The U.S. media industry has witnessed – and has been widely affected by – consolidation over the years. The influence of big-name companies like Facebook and Google stretches to nearly all four corners of the world and this latest merger is nothing new. But not every aspect of this merger is positive, as questions like, “Is this merger going to raise the prices for consumers?” and the potential risk of excluding content from independent platforms are coming to the surface.
In the past few years, AT&T has developed into the country’s second-largest telecommunications company. Time Warner is the storytelling media giant that owns HBO, CNN and TBS and is strictly a content-producing business. There is growth and power at stake for AT&T in this blockbuster deal, but anti-trust critics and politicians are speaking out against this massive consolidation of power and entertainment.
The Department of Justice argued that the merger completely ignores basic economic principles. The Justice Department argued that AT&T “would have both the incentive and the ability to raise its rivals’ cost and stifle growth of innovative, next-generation entrants that offer attractive alternatives to AT&T/DirectTV’s legacy pay-tv model — all to the detriment of American consumers,” according to an article in CNN Business.
For millions of Americans, the merger means that AT&T will not only control the pipeline of distribution of content but also the content itself.
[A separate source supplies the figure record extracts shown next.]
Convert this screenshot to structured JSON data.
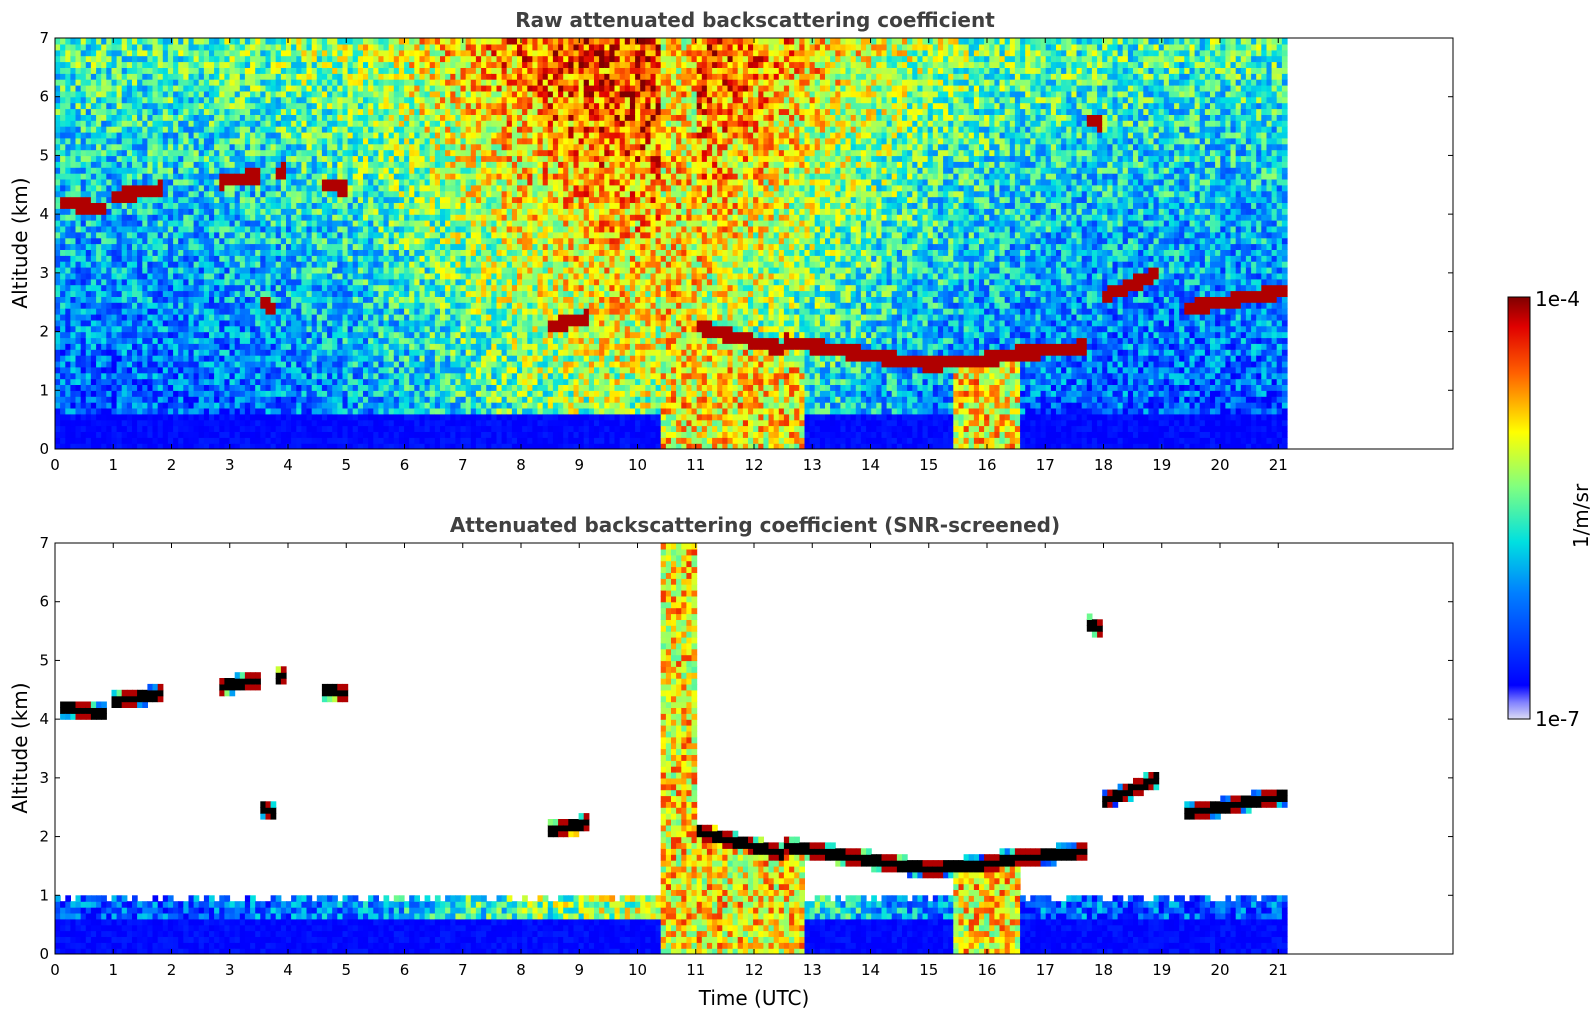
{
  "chart_data": [
    {
      "type": "heatmap",
      "title": "Raw attenuated backscattering coefficient",
      "xlabel": "",
      "ylabel": "Altitude (km)",
      "xlim": [
        0,
        24
      ],
      "ylim": [
        0,
        7
      ],
      "xticks": [
        "0",
        "1",
        "2",
        "3",
        "4",
        "5",
        "6",
        "7",
        "8",
        "9",
        "10",
        "11",
        "12",
        "13",
        "14",
        "15",
        "16",
        "17",
        "18",
        "19",
        "20",
        "21"
      ],
      "yticks": [
        "0",
        "1",
        "2",
        "3",
        "4",
        "5",
        "6",
        "7"
      ],
      "data_end_time": 21.15,
      "screened": false,
      "cloud_layers": [
        {
          "t": [
            0.1,
            0.9
          ],
          "alt": [
            4.2,
            4.1
          ]
        },
        {
          "t": [
            1.0,
            1.85
          ],
          "alt": [
            4.3,
            4.45
          ]
        },
        {
          "t": [
            2.8,
            4.0
          ],
          "alt": [
            4.55,
            4.75
          ]
        },
        {
          "t": [
            4.6,
            5.0
          ],
          "alt": [
            4.5,
            4.45
          ]
        },
        {
          "t": [
            3.5,
            3.8
          ],
          "alt": [
            2.5,
            2.4
          ]
        },
        {
          "t": [
            8.45,
            9.2
          ],
          "alt": [
            2.1,
            2.25
          ]
        },
        {
          "t": [
            11.0,
            12.5
          ],
          "alt": [
            2.1,
            1.7
          ]
        },
        {
          "t": [
            12.5,
            14.0
          ],
          "alt": [
            1.85,
            1.6
          ]
        },
        {
          "t": [
            14.0,
            15.0
          ],
          "alt": [
            1.6,
            1.45
          ]
        },
        {
          "t": [
            15.0,
            16.2
          ],
          "alt": [
            1.45,
            1.55
          ]
        },
        {
          "t": [
            16.2,
            17.7
          ],
          "alt": [
            1.6,
            1.75
          ]
        },
        {
          "t": [
            18.0,
            18.95
          ],
          "alt": [
            2.6,
            3.0
          ]
        },
        {
          "t": [
            19.4,
            21.15
          ],
          "alt": [
            2.4,
            2.7
          ]
        },
        {
          "t": [
            17.6,
            18.2
          ],
          "alt": [
            5.65,
            5.5
          ]
        }
      ]
    },
    {
      "type": "heatmap",
      "title": "Attenuated backscattering coefficient (SNR-screened)",
      "xlabel": "Time (UTC)",
      "ylabel": "Altitude (km)",
      "xlim": [
        0,
        24
      ],
      "ylim": [
        0,
        7
      ],
      "xticks": [
        "0",
        "1",
        "2",
        "3",
        "4",
        "5",
        "6",
        "7",
        "8",
        "9",
        "10",
        "11",
        "12",
        "13",
        "14",
        "15",
        "16",
        "17",
        "18",
        "19",
        "20",
        "21"
      ],
      "yticks": [
        "0",
        "1",
        "2",
        "3",
        "4",
        "5",
        "6",
        "7"
      ],
      "data_end_time": 21.15,
      "screened": true
    }
  ],
  "colorbar": {
    "label": "1/m/sr",
    "max_label": "1e-4",
    "min_label": "1e-7",
    "colormap": "jet"
  },
  "colors": {
    "title": "#404040",
    "axes": "#000000",
    "background": "#ffffff"
  }
}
AT&T can go as far as offering a great deal on its service while also pitching that its new-and-improved phone plan comes with access to CNN, HBO and other platforms under Time Warner at a cheaper price than its competitors.
AT&T’s decision to buy Time Warner is tied to the way our phones have changed the future of media. Thanks to Netflix and widespread streaming services readily available on any number of our devices, there is a lot of money to be made in the AT&T-Time Warner merger. And this merger won’t be the first time we’ve witnessed a media conglomerate forming before our eyes. In 2017, The Walt Disney Company announced that it would be moving to acquire 21st Century Fox for $52 billion and the merger is expected to be completed this March.
Big media consolidation poses a threat not only to market competition but to free speech. As massive media companies merge into powerhouses in the way that AT&T and Disney have done, alternative viewpoints in the media and voices of different people face the threat of being drowned out by these media giants who consider their narrative to be outside the mainstream.
For many small and independent media outlets, this merger and media consolidation, in general, could mean being pushed out of the competition and leaving many workers unemployed. In her testimony, author, television writer and former president of the Writers Guild of America, Victoria Riskin, said, "I can tell you that over the past decade, diversity of production sources in the marketplace has been eroded to the point of near extinction ... The opportunity for access for a broad range of voices has been cut dramatically.”
As media consolidation is on the rise, the argument made by big merging companies like Disney is that now we have more choices on cable and streaming services. But, what they fail to highlight is that more channels don’t really mean more choices. Rather, the argument is keen on selling us the illusion of having more content to pick from.
In reality, we have shifted drastically in the past 15 years from original and diverse content being produced by small and medium-size networks to the media industry monopolizing and being obsessed with making sure everything has high ratings. Independent networks, creatives and consumers in the upcoming years have to make sure that they aren’t being fooled into a better deal but actually getting their money and time’s worth.